Cervical cancer is estimated to affect 6 out of every 100,000 women. The risk of developing this disease is different from one woman to another. To better explain it, it is important to understand how the disease develops and then to know the risk factors.
What is cervical cancer?
The cervix is the lower part of the uterus that communicates between the uterus and the vagina. This organ is made up of mucous membranes that cover its wall. The cells that make up the mucosa undergo various abnormal changes resulting in different forms of lesions that mark the onset of the disease. The characteristics of the lesions lining the cervix determine the classification of the level and nature of cervical cancer.
Does cervical cancer affect all women?
The factor causing cervical cancer is a virus called human papillomavirus (HPV) which is sexually transmitted.
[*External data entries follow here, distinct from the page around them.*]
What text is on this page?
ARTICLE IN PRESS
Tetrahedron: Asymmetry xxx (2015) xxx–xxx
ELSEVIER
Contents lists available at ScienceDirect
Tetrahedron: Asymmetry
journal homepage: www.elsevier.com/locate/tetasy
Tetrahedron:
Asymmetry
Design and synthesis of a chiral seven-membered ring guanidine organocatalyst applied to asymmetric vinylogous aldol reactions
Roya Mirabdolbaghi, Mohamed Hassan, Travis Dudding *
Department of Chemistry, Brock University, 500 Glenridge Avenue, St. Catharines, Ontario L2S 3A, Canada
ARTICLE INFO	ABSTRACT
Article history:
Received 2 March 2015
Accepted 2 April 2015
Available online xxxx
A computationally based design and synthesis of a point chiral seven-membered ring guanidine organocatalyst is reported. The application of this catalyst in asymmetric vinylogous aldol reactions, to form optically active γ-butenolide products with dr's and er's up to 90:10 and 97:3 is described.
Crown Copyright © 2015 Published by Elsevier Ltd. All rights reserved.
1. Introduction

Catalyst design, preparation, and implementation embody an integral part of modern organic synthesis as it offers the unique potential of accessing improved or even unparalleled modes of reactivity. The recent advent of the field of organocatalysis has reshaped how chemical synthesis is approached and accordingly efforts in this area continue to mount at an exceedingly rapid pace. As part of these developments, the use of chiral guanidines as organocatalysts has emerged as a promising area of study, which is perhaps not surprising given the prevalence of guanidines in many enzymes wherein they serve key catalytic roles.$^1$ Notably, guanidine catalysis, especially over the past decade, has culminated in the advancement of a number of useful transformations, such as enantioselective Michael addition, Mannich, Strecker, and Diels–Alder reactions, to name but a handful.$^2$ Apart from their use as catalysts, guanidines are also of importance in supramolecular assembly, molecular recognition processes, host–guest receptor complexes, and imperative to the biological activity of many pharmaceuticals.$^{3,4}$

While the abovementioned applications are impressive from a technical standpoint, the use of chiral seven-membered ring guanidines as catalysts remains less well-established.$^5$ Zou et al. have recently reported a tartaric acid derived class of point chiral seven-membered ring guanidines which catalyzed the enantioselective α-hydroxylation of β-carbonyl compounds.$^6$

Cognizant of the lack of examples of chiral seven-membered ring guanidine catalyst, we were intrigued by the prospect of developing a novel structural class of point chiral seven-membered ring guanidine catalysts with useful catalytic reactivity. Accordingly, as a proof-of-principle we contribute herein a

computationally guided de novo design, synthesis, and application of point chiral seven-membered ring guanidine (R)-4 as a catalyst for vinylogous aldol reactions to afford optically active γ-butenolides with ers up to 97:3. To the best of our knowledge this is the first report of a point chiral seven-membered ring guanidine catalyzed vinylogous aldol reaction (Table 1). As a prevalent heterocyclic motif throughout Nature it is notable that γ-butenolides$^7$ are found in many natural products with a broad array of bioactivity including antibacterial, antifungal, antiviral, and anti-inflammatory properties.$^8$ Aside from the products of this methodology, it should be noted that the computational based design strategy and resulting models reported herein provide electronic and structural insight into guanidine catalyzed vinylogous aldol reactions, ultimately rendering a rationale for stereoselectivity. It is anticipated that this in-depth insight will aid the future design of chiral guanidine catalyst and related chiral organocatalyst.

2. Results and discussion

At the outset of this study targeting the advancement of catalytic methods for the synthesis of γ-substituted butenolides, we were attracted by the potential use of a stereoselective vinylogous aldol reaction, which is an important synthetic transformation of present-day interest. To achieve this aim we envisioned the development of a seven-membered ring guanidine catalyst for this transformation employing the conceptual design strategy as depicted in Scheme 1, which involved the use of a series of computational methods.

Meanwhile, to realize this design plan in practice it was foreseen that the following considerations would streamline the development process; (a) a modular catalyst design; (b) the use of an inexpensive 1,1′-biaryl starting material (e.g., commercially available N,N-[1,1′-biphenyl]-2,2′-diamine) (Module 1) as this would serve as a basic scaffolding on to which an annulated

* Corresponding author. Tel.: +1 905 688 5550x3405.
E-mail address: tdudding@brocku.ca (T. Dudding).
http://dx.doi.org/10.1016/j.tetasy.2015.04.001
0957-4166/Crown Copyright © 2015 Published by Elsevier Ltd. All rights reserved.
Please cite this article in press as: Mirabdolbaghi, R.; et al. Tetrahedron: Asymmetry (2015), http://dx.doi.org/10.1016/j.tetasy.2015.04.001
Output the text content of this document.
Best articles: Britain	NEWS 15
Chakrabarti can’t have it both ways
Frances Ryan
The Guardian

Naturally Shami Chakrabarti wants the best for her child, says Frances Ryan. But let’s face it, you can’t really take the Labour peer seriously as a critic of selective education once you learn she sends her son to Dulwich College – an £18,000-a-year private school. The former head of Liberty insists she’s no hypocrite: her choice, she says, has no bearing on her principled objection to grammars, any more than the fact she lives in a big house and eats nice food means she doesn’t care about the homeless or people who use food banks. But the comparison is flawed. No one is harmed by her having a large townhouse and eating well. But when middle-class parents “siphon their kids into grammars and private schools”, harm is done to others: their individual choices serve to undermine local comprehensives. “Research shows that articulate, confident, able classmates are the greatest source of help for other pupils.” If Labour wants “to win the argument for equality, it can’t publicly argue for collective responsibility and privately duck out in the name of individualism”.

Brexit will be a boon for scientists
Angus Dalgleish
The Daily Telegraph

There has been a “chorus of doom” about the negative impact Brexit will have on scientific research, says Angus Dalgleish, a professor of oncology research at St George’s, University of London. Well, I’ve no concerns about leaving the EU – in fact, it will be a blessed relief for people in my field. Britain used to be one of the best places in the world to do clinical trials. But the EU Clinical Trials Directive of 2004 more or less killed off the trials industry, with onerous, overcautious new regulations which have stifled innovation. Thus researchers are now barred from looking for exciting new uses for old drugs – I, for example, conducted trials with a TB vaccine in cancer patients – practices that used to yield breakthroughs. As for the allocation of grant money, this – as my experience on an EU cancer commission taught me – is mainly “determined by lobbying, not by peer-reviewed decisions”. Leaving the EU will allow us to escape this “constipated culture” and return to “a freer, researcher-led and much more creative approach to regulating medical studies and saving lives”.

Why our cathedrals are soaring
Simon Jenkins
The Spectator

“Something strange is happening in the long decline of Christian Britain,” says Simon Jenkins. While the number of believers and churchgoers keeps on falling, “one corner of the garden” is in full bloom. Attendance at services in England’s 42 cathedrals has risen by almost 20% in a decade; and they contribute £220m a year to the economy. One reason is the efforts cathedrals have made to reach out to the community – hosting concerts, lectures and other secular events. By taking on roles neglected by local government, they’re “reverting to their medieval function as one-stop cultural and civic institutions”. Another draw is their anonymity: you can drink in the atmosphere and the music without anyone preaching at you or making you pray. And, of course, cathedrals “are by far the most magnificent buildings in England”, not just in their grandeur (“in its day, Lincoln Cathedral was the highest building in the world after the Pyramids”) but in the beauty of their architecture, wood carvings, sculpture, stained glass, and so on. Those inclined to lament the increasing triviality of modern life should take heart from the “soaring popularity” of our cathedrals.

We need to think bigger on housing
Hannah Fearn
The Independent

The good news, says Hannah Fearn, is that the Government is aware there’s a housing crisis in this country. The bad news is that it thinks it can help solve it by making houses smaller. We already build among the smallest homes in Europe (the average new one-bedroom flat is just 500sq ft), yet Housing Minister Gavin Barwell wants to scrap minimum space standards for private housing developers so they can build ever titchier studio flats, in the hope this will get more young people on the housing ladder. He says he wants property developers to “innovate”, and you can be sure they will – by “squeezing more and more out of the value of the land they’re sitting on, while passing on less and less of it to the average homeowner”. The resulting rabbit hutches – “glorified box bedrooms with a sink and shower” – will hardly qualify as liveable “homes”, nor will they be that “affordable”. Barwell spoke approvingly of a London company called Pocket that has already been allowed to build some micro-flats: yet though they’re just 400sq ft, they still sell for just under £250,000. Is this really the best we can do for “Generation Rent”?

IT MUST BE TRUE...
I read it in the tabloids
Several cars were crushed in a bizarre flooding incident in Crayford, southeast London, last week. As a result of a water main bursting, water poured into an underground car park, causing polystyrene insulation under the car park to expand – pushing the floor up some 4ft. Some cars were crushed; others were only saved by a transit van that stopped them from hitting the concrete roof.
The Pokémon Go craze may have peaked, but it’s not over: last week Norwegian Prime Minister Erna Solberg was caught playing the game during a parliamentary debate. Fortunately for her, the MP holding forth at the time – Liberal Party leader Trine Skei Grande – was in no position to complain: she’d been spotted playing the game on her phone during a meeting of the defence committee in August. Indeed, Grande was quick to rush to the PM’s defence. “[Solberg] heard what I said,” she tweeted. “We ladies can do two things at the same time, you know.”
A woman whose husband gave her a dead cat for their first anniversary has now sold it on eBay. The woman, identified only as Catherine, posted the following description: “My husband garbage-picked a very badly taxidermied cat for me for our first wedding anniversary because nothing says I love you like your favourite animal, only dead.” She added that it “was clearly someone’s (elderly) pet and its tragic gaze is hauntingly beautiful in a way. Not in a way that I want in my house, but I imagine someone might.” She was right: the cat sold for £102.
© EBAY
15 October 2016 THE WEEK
Women who are not sexually active are therefore less at risk. Also, the earlier a woman has had sex or multiple sexual partners, the higher the risk of contracting the virus. However, even in the case of HPV infection, the virus may disappear as it is naturally eliminated by the immune system. In other cases, it persists and develops into precancerous and then cancerous cells. Various factors are thought to favour this cancerous evolution and put certain categories of women at greater risk of cancer than others. A woman who smokes is more likely to develop cancer because smoking allows the virus to persist and develop a cancerous form. The same is true of women with forms of immune deficiency either through kidney transplantation or the presence of the Human Immunodeficiency Virus (HIV). Studies also confirm that women who use oral hormonal contraceptives are more likely to get cervical cancer.
Preventing cervical cancer
The transformation of the cell into cancer takes place over a period of about ten years. This long period of time makes it possible to detect the possibility of cancer at a fairly early stage by taking a cervical smear at least every three years. This regular examination concerns all women between 25 and 65 years of age. Vaccinations against HPV are also recommended for young girls, before they have their first sexual intercourse. However, the vaccine does not provide complete protection, so screening is still essential for prevention. Quitting smoking also reduces the risk of developing cervical cancer despite HPV infection.